We must respond to aggressive actions

President Obama and Secretary of State John Kerry have spent a lot of time citing laws and treaties that the Russians have violated by sending troops into Ukraine. Kerry said this sort of action could have been expected in the 19th century but has no place in the 21st century, in which diplomacy should be in the forefront and not the military.
I suspect their reading and understanding of history must be through rose-colored glasses.
The last century saw the most destructive wars in history, with two world wars leading the list. Like so many wars, World War I occurred because of the actions of smaller countries and their treaties with the great powers. Ancient times saw that occur frequently, especially with the Greek states and their allies, and the Roman empire with its entanglements. Afterward, the English and French thought that anything was better than war. The Germans believed that their politicians had sold them out in the Treaty of Versailles, which subjected them to harsh reparations. As Adolf Hitler assumed more power, the German military was rebuilt.
Although the French had the largest military in Europe, the overall strategy was on defense and thus they built the Maginot Line to prevent tanks from moving freely. The German military looked at the lessons learned from the 1914-1918 war and made corrections. German air power was improved, along with tanks and other weapons. Although this was in violation of the peace treaty, the Allies did nothing. Hitler sensed the weakness of will by the Allies and moved into other countries. He moved into the Rhineland in 1935 and the allies did nothing.
Hitler annexed Austria in early 1938 and the allies did nothing. He went into the Sudentland in Czechoslovakia, and British Prime Minister Neville Chamberlain flew to Munich to meet with Hitler. He returned with a treaty signed by Hitler and proclaimed, “Peace In Our Time.” Czechoslovakia ceased to exist. Only when he invaded Poland on Sept. 1, 1939, did the allies finally act. France had a treaty with Poland and declared war when Hitler would not withdraw from Poland. The French could have rolled into the small German force but didn't. Hitler had gambled and won. What followed was almost six years of World War II, with the destruction of Europe, Japan, Philippines, and many of the Pacific islands leading to Japan.

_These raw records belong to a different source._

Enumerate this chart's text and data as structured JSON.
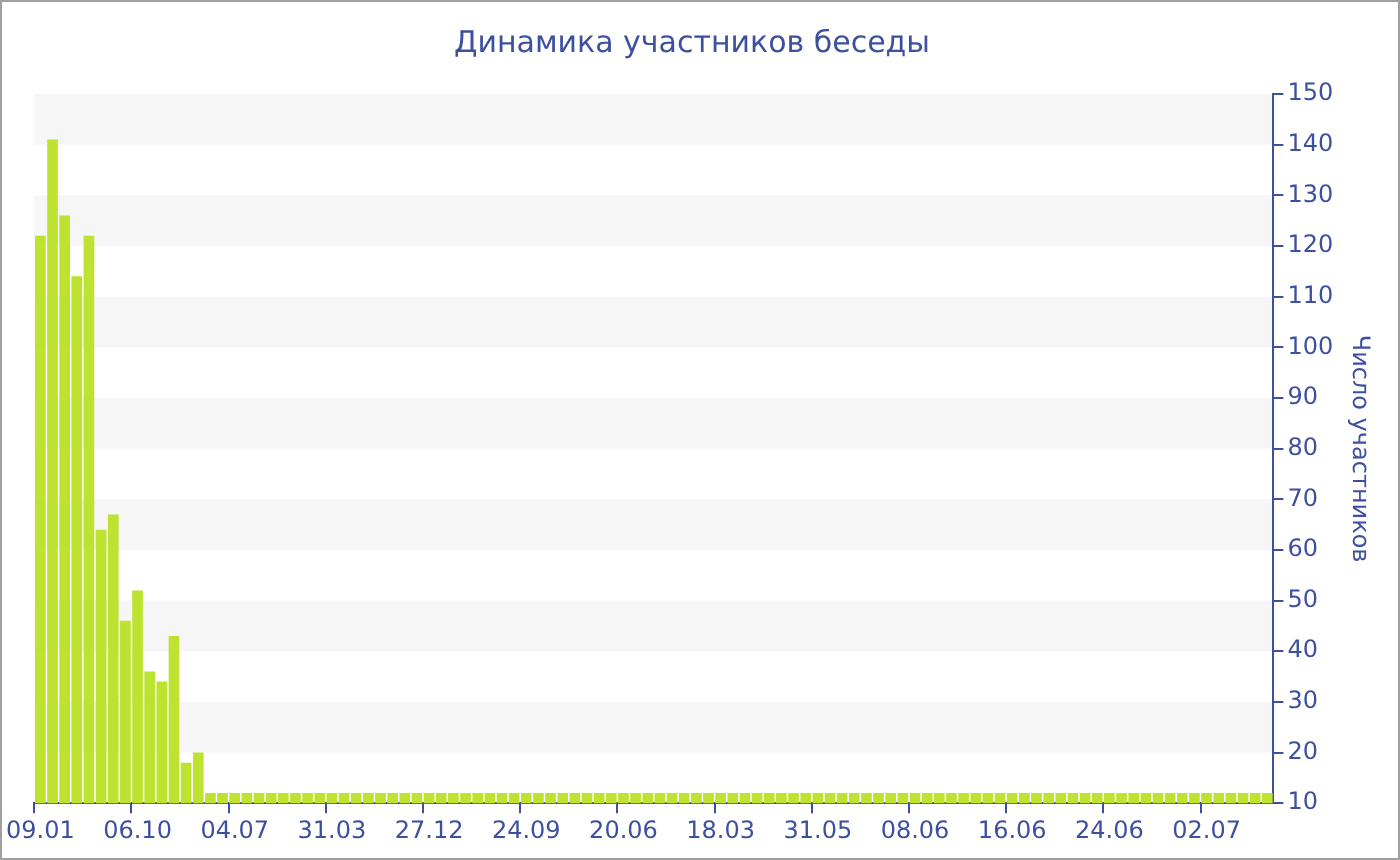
{
  "chart_data": {
    "type": "bar",
    "title": "Динамика участников беседы",
    "ylabel": "Число участников",
    "categories": [
      "09.01",
      null,
      null,
      null,
      null,
      null,
      null,
      null,
      "06.10",
      null,
      null,
      null,
      null,
      null,
      null,
      null,
      "04.07",
      null,
      null,
      null,
      null,
      null,
      null,
      null,
      "31.03",
      null,
      null,
      null,
      null,
      null,
      null,
      null,
      "27.12",
      null,
      null,
      null,
      null,
      null,
      null,
      null,
      "24.09",
      null,
      null,
      null,
      null,
      null,
      null,
      null,
      "20.06",
      null,
      null,
      null,
      null,
      null,
      null,
      null,
      "18.03",
      null,
      null,
      null,
      null,
      null,
      null,
      null,
      "31.05",
      null,
      null,
      null,
      null,
      null,
      null,
      null,
      "08.06",
      null,
      null,
      null,
      null,
      null,
      null,
      null,
      "16.06",
      null,
      null,
      null,
      null,
      null,
      null,
      null,
      "24.06",
      null,
      null,
      null,
      null,
      null,
      null,
      null,
      "02.07",
      null,
      null,
      null,
      null,
      null
    ],
    "values": [
      122,
      141,
      126,
      114,
      122,
      64,
      67,
      46,
      52,
      36,
      34,
      43,
      18,
      20,
      12,
      12,
      12,
      12,
      12,
      12,
      12,
      12,
      12,
      12,
      12,
      12,
      12,
      12,
      12,
      12,
      12,
      12,
      12,
      12,
      12,
      12,
      12,
      12,
      12,
      12,
      12,
      12,
      12,
      12,
      12,
      12,
      12,
      12,
      12,
      12,
      12,
      12,
      12,
      12,
      12,
      12,
      12,
      12,
      12,
      12,
      12,
      12,
      12,
      12,
      12,
      12,
      12,
      12,
      12,
      12,
      12,
      12,
      12,
      12,
      12,
      12,
      12,
      12,
      12,
      12,
      12,
      12,
      12,
      12,
      12,
      12,
      12,
      12,
      12,
      12,
      12,
      12,
      12,
      12,
      12,
      12,
      12,
      12,
      12,
      12,
      12,
      12
    ],
    "color": "#bde230",
    "ylim": [
      10,
      150
    ],
    "yticks": [
      10,
      20,
      30,
      40,
      50,
      60,
      70,
      80,
      90,
      100,
      110,
      120,
      130,
      140,
      150
    ],
    "legend": false
  }
}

Weakness of will and the belief that “nothing is worse than war” was an overwhelming feeling among the French and English, especially those who sacrificed so much during Word War I. Those countries that were overrun by the Germans or Japanese found out the loss of freedom is much worse than war. Most of the experts on war teach that one must “know your enemy.” Since we are such a special country, we assume that others think the same as we and want the same things. We must look at the enemy as he is and not as we would like him to be. Each of our potential enemies is taking aggressive action now because they see weakness, and it is not so much weakness in ability, but in will.
There are steps that can be taken to confront each of these potential enemies that do not include physical force, but that physical force must be available. Each of our potential enemies has weak points that can be tweaked. Until we show both our friends and our enemies that we will not be intimidated and start to respond, the aggressive actions will continue.